Gastroenterology Flashcards
What is the difference between Dysphagia and Odynophagia?
Dysphagia = Difficulty in swallowing
Odynophagia = Pain on swallowing
What are the key questions in Dysphagia?
Difficulty in starting swallowing?
Associated symptoms? (regurgitation, change in voice pitch, weight loss)
Solids, liquids, or both?
Intermittent or progressive?
History of heartburn?
Change in eating habits/diet?
What is Barrett’s Oesophagus?
Barrett’s oesophagus is a condition characterised by partial replacement of the normal squamous epithelium of the lower oesophagus by a metaplastic columnar epithelium containing goblet cells (intestinal metaplasia).
Barrett’s oesophagus is important clinically because those afflicted are predisposed to oesophageal adenocarcinoma.
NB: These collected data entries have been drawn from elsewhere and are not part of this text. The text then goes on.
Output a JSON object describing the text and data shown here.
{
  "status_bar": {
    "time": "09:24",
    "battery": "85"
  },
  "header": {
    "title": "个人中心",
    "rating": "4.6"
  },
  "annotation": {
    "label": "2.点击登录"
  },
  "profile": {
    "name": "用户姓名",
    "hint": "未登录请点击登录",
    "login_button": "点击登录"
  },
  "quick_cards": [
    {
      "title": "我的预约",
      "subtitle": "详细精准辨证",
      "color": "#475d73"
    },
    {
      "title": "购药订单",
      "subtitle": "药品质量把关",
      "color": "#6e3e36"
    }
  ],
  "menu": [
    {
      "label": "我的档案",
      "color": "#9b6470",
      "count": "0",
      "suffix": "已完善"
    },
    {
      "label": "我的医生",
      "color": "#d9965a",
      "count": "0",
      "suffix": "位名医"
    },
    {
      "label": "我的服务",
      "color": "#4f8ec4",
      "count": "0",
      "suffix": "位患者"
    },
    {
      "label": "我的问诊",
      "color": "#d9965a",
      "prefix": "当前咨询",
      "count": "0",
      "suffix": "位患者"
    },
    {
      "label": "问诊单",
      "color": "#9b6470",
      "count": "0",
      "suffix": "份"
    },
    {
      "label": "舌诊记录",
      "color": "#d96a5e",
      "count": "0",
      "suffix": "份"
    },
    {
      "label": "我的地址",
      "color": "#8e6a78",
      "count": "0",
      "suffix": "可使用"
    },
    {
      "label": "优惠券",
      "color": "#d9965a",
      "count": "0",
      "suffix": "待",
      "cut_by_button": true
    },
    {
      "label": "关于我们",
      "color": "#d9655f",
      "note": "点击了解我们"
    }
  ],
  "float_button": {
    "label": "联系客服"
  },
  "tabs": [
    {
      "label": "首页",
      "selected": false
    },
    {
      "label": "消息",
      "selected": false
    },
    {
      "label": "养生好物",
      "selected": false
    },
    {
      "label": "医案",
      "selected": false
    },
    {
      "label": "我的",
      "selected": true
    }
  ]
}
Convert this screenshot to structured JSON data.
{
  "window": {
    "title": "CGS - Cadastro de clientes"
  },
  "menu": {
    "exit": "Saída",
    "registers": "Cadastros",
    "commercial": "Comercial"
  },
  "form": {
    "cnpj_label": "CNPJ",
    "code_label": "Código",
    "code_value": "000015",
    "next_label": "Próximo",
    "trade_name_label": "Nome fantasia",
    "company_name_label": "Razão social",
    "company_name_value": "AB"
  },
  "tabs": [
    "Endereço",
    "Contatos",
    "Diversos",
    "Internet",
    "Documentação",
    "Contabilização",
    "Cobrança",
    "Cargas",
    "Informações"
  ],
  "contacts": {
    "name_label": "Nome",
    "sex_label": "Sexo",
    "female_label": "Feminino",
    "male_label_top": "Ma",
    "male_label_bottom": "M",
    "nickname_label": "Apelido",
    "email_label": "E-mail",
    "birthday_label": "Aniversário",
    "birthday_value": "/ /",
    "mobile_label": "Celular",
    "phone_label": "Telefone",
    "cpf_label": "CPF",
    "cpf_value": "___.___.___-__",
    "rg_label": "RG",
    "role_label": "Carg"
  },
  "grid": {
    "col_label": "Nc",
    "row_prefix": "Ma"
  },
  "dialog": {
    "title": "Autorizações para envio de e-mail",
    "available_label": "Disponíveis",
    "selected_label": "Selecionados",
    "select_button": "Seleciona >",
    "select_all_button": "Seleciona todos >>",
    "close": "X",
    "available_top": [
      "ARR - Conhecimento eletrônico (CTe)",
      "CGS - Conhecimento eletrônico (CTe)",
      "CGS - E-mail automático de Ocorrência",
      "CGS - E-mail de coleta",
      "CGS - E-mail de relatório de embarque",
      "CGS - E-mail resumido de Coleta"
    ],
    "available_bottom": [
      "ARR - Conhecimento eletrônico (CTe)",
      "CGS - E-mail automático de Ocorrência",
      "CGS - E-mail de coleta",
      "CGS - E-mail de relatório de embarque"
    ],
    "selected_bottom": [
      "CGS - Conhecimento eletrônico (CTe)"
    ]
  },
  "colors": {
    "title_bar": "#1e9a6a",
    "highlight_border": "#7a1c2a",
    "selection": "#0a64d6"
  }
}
How is Barrett’s Oesophagus managed?
Acid suppressive therapy with high-dose PPI indefinitely (or surgical fundoplication)
Surveillance gastroscopy every 3 years if no dysplasia
Most likely source of source of a significant gastrointestinal bleed occuring as a complication of peptic ulcer disease?
Gastroduodenal Artery
Epigastric pain that is relieved by eating.
Duodenal Ulcer - Peptic Ulcer Disease (PUD)
Epigastric pain that is worsened by eating.
Gastric Ulcers
Name 3 features of Crohn’s disease over UC (CD)?
Upper gastrointestinal symptoms, mouth ulcers, perianal disease
Skip lesions may be present. ‘Cobble stone appearance’
Inflammation in all layers from mucosa to serosa - increased goblet cells, granulomas
Non-bloody diarrhoea
Obstructions and fistulae may occur
Name 5 features of UC over Crohns?
Bloody diarrhoea more common
Abdominal pain in the left lower quadrant
Tenesmus - feeling you need to go
Risk of colorectal cancer high in UC than CD
Inflammation always starts at rectum and never spreads beyond ileocaecal valve
Continuous
No inflammation beyond submucosa (Crypt abcesses and pseudopolyps form)
How is synthetic capacity of liver tested? (Liver function)
ABC
Albumen
Bilirubin
Coagulation (Prothrombin Time)
What is the problem if ALT, AST > 5x upper limit; and ALP, GGT <5x upper limit?
Most likely Hepatocellular damage
What is the problem if ALP, GGT > 5x upper limit; and ALT, AST <5x upper limit?
Most likely Obstructive
What are the risk factors for PUD? (4)
NSAID use
H Pylori infection
Smoking
Hx, Fam Hx.
What are 90% of duodenal ulcers also positive for?
H. pylori
How is PUD investigated?
Endoscopy -> gold standard. Must biopsy due to malignancy risk.
FBC, EUC -> ~anaemia, malabsorption
H. Pylori Investigation
How is H. Pylori investigated? (3+3)
Non-invasive:
Urea breath test -> highly specific + sensitive. Expensive.
Serology -> rapid, but lacks specificity + no Ddx b/w past and current infection.
Faecal antigen testing -> cheap, specific (>95%)
Invasive (w/ antral biopsy):
Histology -> specific. False -ve’s, time.
Rapid urease tests -> cheap, quick, specific. Poor sensitivity.
Culture -> gold standard. Slow, laborious, insensitive.
Histology -> specific.
What are the ddxs of PUD?
Coeliac disease
Gastric cancer
Chronic pancreatitis
Biliary disease
How is PUD treated?
Heal ulcer -> H. Pylori eradication. PPI 8-12wks.
Maintenance therapy (reduce risk) -> stop NSAIDs, smoking. PPI/H2RA in some.
Treat complications -> surg.
How is H. Pylori treated?
Eradication of H. Pylori - Triple therapy:
2x Abx, 1x PPI
Amoxycillin + clarithromycin + esomeprazole. ~1wk.